People trafficking increases in contexts of armed conflict and when sexual exploitation is the main objective

Global report on trafficking in persons 2018Last December the 2018 global report on people trafficking 2018 was published, elaborated by the United Nations Office on Drugs and Crime (UNODC). The report analyses the dynamics of people trafficking and its evolution over recent years, and emphasises the relationship between people trafficking and armed conflicts. It is in the context of armed conflicts where this practice is accentuated especially by armed groups that partake in the conflict with the aim of financing armed activity, but also by organised crime groups and individuals.

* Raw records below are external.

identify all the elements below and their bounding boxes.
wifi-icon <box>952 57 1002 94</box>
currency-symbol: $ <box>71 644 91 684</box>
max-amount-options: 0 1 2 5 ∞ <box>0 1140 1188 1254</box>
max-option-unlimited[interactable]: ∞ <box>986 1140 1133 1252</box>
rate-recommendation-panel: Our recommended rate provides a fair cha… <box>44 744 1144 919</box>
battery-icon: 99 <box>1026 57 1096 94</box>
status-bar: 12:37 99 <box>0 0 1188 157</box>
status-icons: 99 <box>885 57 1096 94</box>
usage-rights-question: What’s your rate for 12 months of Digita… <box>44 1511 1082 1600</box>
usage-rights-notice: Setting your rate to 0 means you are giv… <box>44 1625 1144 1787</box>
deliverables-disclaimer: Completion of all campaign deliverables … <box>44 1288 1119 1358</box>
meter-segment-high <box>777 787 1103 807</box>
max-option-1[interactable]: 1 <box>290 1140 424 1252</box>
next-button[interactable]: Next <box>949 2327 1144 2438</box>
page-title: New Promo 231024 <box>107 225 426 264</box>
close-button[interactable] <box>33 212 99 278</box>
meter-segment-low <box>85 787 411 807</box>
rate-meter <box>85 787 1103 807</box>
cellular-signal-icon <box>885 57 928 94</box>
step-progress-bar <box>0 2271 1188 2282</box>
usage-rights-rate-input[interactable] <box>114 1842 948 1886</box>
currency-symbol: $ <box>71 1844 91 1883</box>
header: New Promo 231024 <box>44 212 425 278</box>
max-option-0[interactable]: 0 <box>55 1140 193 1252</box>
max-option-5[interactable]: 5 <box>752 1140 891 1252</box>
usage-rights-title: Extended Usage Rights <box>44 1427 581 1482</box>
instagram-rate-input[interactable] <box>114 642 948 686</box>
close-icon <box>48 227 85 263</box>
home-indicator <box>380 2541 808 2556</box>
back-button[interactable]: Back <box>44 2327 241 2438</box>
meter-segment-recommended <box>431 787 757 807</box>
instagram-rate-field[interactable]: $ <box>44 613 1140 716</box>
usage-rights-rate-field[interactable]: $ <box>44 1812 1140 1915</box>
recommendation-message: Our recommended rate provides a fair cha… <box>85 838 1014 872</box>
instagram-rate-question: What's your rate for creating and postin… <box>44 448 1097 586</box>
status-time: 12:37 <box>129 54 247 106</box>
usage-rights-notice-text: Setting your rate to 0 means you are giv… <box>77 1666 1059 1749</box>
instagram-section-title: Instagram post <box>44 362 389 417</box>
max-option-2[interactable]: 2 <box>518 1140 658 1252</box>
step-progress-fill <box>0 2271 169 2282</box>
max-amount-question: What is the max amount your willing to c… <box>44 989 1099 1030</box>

The study is divided into two blocks: in the first, a general vision is offered of what people trafficking actually is, the main practices, the flows, the profile of the victims and the global dynamics; and in the second, there is detailed information in accordance with regions. The report can be summarised with the following main conclusions:

The ability to detect and inform of the number of victims has increased in most countries, as has the number of convictions. This change is particularly due to the fact that over recent years trafficking-related legislation has been modified, efforts have increased to detect this type of crime, as has cooperation with other countries, and more resources have been assigned to the protection of victims and the most vulnerable groups. While in 2009, only 26 countries had an institution responsible for collecting information regarding people trafficking cases, in 2018 this number increased to 65. An accurate collection of data is vital when designing an appropriate strategy to combat this type of crime.

On the other hand, there are still territories where traffickers enjoy a high level of impunity. Especially in Asia and Africa there are countries where the mechanisms for collecting data are not correctly implanted and where the number of cases of people trafficking presented is relatively low. However, in other regions with better information gathering mechanisms they do detect cases of trafficking of people from other regions, which indicates that numbers are not real.

Regarding the geographic scope of people trafficking, the yearly report stresses that in less developed countries most cases of people trafficking that are detected are of a national nature: the victims are citizens of the same country. In countries in Western Europe and the Middle East, on the other hand, the victims come from distant regions, while the percentage of national victims from the same country is of little significance.

Adult women are the main victims of people trafficking. 49% of all victims are women, followed by 23% girls, a number that is on the rise. Men are victims in 21% of cases and boys in 7%. This trend, however, is not uniform as it varies in accordance with the region. In America and in the Caribbean, girls are the main victims, while in central Asia, the percentage of underage victims is very low and men and women, with a similar percentage, are the victims.

The variation of gender and age is particularly related to the objective of the trafficking. At a global level, sexual exploitation continues to be the main aim of people trafficking, followed by forced labour. Other forms of exploitation detected in some regions, although to a lesser extent, are: forced marriage in some countries in south east Asia, illegal adoption in central and South America, extracting organs in North Africa and in central and eastern Europe and child trafficking to be exploited for the purpose of begging or the production of pornography.

Finally, as stressed previously, the study stresses the incidence of armed conflict in people trafficking. The lack of resources to combat crime, the fragility of the state of law and people’s despair at not having access to basic resources provides the optimum context for traffickers to carry out their activities. In conflict zones, in many cases armed groups engage in people trafficking for economic reasons, to finance their activities. People trafficking not only increases in the areas where the conflict is taking place, but also in neighbouring countries, especially in refugee camps.

People trafficking is one of the most thriving criminal activities on an International scale, and is one of the most profitable. It is for this reason that combating this type of trafficking is an important challenge to global security. Despite the progress made in recent years, there remains a lot of work to do, particularly in certain areas of Africa and Asia.